I am writing my first pip package, but I have trouble with relative paths. The package structure is as follows:
.
├── packname
│ ├── __init__.py
│ ├── packfile1.py
│ ├── packfile2.py
│ └── packfile3.py
│
├── datatoload
│ ├── toload1.pkl
│ ├── toload2.pkl
│ ├── toload3.pkl
│ └── toload4.pkl
│
└── requirements.txt
Some python files in the packname
directory need to load data from files in the datatoload directory. I have some questions about managing package files and data.
Is it ok to have a separate folder for the data to load?

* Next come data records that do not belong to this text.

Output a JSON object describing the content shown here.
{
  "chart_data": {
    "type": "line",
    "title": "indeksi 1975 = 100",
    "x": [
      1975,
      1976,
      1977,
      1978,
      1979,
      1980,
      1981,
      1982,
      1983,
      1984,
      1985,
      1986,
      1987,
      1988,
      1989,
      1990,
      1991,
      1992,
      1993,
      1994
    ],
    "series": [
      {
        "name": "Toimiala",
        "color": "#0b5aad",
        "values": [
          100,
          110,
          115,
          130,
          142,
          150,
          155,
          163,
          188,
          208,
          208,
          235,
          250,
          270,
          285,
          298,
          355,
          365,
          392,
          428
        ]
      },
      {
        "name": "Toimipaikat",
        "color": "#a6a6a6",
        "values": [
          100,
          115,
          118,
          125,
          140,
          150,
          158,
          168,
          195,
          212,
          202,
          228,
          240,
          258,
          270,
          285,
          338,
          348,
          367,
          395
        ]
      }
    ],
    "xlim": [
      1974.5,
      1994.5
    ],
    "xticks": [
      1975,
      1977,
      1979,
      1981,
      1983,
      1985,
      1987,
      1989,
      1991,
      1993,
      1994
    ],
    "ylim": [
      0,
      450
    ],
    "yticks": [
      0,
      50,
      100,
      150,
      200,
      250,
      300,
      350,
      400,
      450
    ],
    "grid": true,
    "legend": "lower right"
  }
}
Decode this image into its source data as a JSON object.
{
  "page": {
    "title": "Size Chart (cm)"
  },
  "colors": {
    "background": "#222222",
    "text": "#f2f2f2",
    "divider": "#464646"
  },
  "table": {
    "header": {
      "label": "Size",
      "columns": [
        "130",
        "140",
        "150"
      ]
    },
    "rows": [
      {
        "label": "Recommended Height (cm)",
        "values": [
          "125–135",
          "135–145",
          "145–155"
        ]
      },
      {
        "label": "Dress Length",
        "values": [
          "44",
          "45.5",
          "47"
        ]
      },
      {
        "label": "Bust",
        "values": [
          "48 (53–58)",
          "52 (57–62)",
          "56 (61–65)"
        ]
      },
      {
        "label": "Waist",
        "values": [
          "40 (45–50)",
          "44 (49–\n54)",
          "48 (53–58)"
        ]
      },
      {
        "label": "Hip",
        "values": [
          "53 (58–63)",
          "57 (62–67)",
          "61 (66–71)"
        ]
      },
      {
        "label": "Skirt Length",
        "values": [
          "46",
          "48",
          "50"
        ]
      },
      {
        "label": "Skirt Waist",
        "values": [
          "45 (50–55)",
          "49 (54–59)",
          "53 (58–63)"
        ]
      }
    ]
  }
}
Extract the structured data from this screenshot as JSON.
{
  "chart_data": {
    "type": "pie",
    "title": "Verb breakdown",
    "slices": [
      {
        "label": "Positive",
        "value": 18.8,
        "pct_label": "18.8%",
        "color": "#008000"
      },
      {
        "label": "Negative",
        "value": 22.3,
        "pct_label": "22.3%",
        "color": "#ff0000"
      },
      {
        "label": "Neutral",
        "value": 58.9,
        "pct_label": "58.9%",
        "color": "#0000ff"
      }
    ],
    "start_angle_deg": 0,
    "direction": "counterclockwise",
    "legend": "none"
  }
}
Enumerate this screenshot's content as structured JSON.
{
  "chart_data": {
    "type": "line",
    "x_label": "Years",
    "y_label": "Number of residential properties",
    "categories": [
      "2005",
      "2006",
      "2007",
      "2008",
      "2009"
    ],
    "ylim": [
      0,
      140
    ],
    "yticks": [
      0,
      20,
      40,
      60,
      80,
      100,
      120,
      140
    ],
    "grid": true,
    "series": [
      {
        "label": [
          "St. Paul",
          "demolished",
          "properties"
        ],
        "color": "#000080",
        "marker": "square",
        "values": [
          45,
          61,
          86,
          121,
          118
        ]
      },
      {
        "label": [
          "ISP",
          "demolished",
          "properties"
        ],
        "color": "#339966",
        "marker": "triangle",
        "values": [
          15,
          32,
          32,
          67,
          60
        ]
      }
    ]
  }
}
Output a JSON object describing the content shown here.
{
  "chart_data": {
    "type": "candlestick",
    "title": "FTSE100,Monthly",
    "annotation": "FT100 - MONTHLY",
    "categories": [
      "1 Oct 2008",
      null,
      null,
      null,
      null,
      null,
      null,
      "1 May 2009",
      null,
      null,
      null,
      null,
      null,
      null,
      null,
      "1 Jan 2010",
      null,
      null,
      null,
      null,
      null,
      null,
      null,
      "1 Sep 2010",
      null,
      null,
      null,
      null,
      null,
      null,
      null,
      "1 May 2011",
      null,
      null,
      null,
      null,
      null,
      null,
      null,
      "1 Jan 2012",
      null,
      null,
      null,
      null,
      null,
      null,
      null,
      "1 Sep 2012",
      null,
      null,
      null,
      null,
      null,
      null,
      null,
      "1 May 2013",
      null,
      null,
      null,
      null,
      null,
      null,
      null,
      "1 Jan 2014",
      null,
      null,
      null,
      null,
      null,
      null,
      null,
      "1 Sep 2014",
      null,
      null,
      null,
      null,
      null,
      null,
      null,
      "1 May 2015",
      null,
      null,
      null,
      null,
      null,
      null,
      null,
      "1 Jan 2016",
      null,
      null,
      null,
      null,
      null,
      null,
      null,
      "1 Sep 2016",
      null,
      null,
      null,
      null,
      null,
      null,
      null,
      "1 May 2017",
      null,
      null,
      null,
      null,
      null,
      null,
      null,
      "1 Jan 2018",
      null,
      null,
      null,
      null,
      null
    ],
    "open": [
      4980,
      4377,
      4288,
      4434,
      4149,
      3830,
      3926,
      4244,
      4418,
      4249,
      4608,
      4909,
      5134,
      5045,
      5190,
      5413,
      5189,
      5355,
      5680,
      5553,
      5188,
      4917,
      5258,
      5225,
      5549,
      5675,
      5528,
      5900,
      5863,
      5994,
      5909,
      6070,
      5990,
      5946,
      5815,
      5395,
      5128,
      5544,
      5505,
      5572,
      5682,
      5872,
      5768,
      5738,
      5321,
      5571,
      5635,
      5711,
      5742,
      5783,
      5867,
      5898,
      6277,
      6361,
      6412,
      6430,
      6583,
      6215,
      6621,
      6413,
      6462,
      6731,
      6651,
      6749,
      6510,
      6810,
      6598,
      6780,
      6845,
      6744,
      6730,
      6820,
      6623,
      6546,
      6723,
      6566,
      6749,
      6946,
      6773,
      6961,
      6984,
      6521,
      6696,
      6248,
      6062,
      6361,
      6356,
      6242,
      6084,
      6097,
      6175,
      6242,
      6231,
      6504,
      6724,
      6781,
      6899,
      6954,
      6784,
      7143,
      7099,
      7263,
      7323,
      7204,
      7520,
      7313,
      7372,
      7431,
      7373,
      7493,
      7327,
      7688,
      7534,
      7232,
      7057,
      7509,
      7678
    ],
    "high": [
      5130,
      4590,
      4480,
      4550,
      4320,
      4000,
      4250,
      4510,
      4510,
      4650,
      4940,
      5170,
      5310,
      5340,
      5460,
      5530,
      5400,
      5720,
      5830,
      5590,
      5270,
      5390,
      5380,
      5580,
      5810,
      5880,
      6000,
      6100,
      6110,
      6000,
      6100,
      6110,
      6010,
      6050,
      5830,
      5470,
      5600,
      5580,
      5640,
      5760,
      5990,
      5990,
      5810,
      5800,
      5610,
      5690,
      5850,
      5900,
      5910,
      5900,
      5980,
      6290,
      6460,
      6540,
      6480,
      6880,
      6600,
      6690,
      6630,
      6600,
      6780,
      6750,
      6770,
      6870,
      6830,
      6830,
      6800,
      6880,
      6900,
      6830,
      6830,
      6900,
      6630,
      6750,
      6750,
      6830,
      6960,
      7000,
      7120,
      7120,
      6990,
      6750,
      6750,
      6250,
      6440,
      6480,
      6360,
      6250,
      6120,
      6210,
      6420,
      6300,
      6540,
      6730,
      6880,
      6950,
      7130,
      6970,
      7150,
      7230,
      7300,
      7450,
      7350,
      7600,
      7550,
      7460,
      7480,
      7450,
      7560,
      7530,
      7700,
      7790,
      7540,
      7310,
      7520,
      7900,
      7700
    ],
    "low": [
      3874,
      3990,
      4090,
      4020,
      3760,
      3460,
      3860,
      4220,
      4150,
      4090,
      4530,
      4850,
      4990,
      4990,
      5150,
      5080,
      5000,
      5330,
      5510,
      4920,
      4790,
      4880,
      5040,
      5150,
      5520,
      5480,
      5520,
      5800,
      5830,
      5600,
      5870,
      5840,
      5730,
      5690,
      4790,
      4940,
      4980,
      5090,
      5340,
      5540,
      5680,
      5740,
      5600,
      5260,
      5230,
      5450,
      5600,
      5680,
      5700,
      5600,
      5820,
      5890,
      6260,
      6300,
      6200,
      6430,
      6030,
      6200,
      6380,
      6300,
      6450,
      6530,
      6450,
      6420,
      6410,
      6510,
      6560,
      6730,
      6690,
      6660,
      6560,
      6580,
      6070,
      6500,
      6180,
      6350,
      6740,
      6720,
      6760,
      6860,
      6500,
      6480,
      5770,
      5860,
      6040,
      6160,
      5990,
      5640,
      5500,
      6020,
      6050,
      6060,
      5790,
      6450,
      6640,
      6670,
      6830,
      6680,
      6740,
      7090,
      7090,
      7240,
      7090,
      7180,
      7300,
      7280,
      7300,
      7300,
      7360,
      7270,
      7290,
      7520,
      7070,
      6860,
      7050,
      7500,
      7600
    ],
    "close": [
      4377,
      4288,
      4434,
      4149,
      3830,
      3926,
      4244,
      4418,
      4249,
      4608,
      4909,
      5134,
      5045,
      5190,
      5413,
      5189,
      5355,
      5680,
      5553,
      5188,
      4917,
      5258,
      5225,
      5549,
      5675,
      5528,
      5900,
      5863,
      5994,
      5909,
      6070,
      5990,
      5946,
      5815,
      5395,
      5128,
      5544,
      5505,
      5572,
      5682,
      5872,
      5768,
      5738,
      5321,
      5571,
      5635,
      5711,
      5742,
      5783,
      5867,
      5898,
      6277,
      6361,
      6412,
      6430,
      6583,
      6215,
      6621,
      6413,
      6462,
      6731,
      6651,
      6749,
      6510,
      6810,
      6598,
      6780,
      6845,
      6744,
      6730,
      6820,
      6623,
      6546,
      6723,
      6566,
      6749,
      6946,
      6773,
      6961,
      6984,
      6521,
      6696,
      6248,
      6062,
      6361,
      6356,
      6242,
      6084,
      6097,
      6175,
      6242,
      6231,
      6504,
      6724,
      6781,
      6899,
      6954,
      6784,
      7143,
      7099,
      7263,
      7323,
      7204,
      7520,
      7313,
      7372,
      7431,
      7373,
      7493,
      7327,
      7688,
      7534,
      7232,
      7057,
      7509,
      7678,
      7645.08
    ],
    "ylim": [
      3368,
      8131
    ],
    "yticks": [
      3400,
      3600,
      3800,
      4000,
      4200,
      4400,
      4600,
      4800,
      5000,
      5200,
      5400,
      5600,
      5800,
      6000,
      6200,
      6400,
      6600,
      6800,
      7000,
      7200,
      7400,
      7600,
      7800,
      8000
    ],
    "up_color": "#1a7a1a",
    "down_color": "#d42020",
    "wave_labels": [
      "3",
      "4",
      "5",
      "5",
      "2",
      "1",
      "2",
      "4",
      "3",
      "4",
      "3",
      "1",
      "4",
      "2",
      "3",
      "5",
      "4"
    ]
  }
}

Since I want people to use my package, should I add some properties to my package (I read something about __file__
and __path__
)?
Moreover, do you have any more advice about this?
Thank you :)
UPDATE A user in the comments told me that the folder needs to be inside the package folder, as follows:
.
├── packname
│ ├── __init__.py
│ ├── packfile1.py
│ ├── packfile2.py
│ │── packfile3.py
│ │
│ └─ datatoload
│ ├── toload1.pkl
│ ├── toload2.pkl
│ ├── toload3.pkl
│ └── toload4.pkl
│
└── requirements.txt
The most important question I want to ask is: how do I setup the relative path to be used inside the package? For example, if I want to load data saved in toload2.pkl
from a function in packfile3.py
, can I simply do
load('./datatoload/toload2.pkl')
Would this work when someone downloads my package (together with the datatoload
folder)?
Is it ok to have a separate folder for the data to load?
No, it must be inside the package to avoid polluting installation directory.
…__file__ and __path__…
No need, Python adds these variables automatically on import.
load('./datatoload/toload2.pkl')
Would this work when someone downloads my package…?
No because ./
means the current directory and the current directory for user could be anything. You need to calculate you package directory using os.path.dirname(__file__)
. See https://stackoverflow.com/a/56843242/7976758/ for an example.